Un tappeto di petali lungo via Nicolaci
Il fulcro della manifestazione è la celebre Via Nicolaci. Immaginate una strada in salita, incorniciata da balconi in pietra scolpita tra i più belli del mondo, che per l’occasione viene interamente ricoperta da un mosaico di fiori. Su una superficie di circa 700 metri quadrati, i maestri infioratori danno vita a bozzetti incredibili: vengono utilizzati migliaia di petali, ma anche foglie, semi e materiali naturali per creare sfumature cromatiche che sembrano dipinte a pennello.
Il tema dell’edizione
Ogni anno l’evento segue un filo conduttore diverso, spesso legato alla pace, alle culture del mondo o alla storia della Sicilia, rendendo ogni edizione un’opera unica e irripetibile. Le opere vengono realizzate tra il venerdì sera e il sabato mattina, in un fermento creativo che tiene sveglia l’intera città.
Oltre i fiori: un’esperienza barocca
Visitare Noto durante l’Infiorata significa immergersi in un’atmosfera magica. Oltre alla via principale, l’intero centro storico (patrimonio UNESCO) si anima con:
- Mostre d’arte e mercatini di artigianato locale.
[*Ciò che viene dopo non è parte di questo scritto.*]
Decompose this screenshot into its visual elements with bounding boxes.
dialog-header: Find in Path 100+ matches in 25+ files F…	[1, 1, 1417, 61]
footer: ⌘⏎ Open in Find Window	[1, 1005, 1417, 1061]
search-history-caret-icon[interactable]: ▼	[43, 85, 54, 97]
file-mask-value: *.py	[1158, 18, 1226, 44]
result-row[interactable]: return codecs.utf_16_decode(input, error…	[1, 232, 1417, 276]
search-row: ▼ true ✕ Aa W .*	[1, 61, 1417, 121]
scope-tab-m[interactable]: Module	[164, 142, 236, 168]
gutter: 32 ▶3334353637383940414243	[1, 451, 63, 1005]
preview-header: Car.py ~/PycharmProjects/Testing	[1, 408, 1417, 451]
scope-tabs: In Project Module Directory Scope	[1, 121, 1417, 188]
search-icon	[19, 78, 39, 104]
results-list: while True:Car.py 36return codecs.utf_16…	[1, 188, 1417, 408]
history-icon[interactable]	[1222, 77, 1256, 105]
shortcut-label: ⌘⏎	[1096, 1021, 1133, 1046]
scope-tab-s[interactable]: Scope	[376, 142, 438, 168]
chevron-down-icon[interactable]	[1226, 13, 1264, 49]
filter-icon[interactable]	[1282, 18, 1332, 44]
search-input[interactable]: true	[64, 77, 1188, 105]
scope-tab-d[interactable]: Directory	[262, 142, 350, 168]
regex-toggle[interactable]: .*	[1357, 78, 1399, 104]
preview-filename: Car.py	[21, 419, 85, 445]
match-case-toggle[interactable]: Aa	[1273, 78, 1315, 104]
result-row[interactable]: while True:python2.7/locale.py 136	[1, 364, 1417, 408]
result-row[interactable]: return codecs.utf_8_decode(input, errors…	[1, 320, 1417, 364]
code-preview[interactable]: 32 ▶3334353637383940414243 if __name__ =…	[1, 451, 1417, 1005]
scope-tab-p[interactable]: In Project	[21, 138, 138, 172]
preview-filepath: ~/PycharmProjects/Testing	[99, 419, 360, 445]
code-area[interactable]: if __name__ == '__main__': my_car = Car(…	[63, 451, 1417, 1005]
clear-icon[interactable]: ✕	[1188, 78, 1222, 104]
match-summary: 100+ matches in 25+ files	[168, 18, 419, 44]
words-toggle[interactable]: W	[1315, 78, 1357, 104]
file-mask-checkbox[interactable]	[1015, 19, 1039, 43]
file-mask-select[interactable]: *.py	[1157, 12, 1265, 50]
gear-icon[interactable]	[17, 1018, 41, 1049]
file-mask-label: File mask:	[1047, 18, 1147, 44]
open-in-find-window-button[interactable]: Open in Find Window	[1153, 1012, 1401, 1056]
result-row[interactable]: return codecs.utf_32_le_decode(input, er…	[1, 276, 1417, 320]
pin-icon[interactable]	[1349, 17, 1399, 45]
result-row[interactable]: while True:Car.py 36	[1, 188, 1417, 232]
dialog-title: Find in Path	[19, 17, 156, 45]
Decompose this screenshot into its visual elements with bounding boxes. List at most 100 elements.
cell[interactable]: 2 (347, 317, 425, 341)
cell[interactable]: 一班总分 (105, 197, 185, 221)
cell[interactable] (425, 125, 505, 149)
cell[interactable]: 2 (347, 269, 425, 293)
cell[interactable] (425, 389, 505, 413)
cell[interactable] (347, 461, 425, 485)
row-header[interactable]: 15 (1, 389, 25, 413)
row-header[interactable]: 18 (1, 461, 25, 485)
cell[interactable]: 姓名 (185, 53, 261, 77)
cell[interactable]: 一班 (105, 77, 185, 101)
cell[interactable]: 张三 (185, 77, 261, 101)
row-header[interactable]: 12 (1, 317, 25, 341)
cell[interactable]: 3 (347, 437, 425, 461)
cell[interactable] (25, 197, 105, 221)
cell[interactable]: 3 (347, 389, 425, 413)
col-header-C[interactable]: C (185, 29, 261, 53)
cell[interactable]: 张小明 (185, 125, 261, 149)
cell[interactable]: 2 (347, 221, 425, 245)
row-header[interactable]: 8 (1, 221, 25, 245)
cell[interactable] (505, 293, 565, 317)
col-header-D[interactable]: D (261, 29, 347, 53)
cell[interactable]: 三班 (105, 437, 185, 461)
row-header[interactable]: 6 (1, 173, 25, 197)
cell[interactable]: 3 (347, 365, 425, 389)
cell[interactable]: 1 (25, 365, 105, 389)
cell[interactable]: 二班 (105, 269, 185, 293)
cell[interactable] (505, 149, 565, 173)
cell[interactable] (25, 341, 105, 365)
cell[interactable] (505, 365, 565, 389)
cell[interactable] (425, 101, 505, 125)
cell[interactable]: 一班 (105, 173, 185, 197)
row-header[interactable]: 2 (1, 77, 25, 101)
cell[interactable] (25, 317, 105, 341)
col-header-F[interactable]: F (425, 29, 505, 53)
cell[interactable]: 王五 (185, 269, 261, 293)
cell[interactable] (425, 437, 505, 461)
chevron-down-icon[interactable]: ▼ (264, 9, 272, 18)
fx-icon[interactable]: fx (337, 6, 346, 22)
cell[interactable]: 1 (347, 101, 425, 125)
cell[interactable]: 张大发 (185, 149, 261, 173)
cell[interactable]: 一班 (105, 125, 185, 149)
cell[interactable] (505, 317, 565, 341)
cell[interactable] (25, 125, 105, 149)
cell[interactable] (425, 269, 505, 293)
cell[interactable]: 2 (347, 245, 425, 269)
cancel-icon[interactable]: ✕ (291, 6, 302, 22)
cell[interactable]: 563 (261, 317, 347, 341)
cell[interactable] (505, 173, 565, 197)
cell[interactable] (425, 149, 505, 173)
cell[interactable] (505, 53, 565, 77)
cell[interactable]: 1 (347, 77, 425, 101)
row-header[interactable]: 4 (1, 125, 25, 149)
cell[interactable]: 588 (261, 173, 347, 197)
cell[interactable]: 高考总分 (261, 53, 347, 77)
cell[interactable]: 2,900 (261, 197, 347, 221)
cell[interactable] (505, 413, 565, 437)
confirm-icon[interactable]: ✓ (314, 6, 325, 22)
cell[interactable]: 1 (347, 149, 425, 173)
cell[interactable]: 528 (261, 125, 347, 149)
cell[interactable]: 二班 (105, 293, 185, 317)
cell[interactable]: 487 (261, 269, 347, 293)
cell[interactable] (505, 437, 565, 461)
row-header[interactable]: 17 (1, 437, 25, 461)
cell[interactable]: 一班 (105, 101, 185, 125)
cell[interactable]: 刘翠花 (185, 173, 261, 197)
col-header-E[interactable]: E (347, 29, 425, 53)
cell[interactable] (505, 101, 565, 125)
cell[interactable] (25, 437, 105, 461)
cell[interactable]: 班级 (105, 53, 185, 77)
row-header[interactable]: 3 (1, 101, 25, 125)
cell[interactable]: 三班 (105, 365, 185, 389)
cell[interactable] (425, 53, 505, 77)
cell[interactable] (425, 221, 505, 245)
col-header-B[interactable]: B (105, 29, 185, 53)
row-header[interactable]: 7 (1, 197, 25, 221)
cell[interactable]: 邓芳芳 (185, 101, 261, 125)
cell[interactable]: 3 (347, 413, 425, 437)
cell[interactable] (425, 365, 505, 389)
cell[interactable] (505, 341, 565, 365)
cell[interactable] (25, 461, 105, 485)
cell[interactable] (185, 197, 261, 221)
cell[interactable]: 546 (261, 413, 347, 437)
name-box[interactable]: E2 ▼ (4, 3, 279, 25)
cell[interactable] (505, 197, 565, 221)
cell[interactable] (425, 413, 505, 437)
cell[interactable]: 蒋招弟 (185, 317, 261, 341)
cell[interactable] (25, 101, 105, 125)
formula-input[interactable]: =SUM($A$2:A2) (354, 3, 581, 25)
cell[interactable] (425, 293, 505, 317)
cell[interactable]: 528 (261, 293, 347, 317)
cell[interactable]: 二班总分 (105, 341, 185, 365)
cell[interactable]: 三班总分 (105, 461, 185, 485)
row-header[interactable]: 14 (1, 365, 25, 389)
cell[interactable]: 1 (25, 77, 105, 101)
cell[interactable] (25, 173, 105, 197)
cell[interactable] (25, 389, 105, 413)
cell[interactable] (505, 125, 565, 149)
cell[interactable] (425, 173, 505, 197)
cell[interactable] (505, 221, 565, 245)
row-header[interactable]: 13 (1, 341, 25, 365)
- Cortei storici in costume d’epoca che sfilano tra le vie del centro.
- Degustazioni di prodotti tipici, dalla granita alle mandorle ai sapori del territorio netino.
Consigli per la visita
Dato il grande afflusso di pubblico, il consiglio è quello di arrivare in città al mattino presto o godersi lo spettacolo verso il tramonto, quando la luce dorata del sole accende la pietra calcarea dei palazzi e i colori dei fiori.
L’Infiorata di Noto non è solo un evento visivo, ma un’esperienza sensoriale che profuma di primavera e di una Sicilia che sa incantare a ogni sguardo.